Macadam à deux voies ou la stratégie de l’échec qui rappelle l’excellent Point Limite Zero et sa fuite inexorable vers le néant. De cette course impliquant des pauvres bougres aux profils aussi disparates qu’inexistants ne ressort aucun vainqueur. Les cartes ont été distribuées dès le départ, à aucun moment les pilotes ne pensent à l’issue de leur cavalcade sauvage, seul le déroulement de cette dernière leur importe. En témoigne cette fin implacable qui symbolise la fin de l’affrontement, le constat de l’échec et le retour à la case départ. Seul le mythomane du groupe —excellent Warren Oates— profite de l’expérience pour gratiner un peu plus son prochain mensonge.

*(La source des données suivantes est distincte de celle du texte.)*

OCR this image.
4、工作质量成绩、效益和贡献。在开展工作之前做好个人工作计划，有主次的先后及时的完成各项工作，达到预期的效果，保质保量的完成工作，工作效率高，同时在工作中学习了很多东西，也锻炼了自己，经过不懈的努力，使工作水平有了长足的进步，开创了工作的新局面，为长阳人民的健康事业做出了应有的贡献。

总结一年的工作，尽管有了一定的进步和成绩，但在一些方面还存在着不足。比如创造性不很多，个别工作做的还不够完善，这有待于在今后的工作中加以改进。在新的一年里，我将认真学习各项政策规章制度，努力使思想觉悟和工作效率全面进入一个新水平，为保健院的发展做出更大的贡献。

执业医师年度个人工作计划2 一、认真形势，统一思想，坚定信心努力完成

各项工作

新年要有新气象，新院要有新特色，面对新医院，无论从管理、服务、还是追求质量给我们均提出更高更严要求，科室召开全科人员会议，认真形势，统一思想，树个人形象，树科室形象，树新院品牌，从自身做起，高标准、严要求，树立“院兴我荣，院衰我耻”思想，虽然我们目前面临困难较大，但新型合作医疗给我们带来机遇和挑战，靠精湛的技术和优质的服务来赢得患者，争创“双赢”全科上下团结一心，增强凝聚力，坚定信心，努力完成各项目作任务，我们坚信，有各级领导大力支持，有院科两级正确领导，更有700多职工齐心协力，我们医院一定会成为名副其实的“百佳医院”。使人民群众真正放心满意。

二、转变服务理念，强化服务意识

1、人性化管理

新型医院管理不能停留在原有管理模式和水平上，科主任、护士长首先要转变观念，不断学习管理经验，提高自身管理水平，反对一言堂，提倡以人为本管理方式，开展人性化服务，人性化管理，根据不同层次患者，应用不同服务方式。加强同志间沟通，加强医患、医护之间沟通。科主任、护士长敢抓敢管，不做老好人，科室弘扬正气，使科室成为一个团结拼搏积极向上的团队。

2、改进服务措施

Re: [oso] Ma prose malade en 2016

MessagePosté: Mar 09 Fév 2016, 22:41
par Val
J'aime de plus en plus ce film (même si j'avais été dérouté la première fois, comme le montre ma "critique"), mais je l'ai revu plusieurs fois depuis et il est rentrée dans mon top 100.

Bonne critique. :super:

Re: [oso] Ma prose malade en 2016

MessagePosté: Mar 09 Fév 2016, 23:01
par osorojo
Ah c'est cool ça, je m'étais dit, il est raide le père Val avec celui là :mrgreen:

Après, on peut totalement passer au travers et trouver ce film bien chiant je pense, si on n'accepte pas son côté lancinant malgré ses courses à 300 à l'heure ^^

Re: [oso] Ma prose malade en 2016

MessagePosté: Mar 09 Fév 2016, 23:03
par Val
Sur celui-là, je me souviens que l'itw de l'ami Thoret sur le DVD Carlotta m'avait permis de le voir d'un tout autre oeil après ma première vision et de le réévaluer grandement. :super:

Et puis Warren Oates a sans doute ici son plus grand rôle. :love:

Re: [oso] Ma prose malade en 2016

MessagePosté: Mar 09 Fév 2016, 23:05
par osorojo
Faudrait que je prenne le temps de regarder ce genre d'interventions, j'suis sur qu'il a plein de trucs à dire pour enrichir la séance (comme d'hab ^^).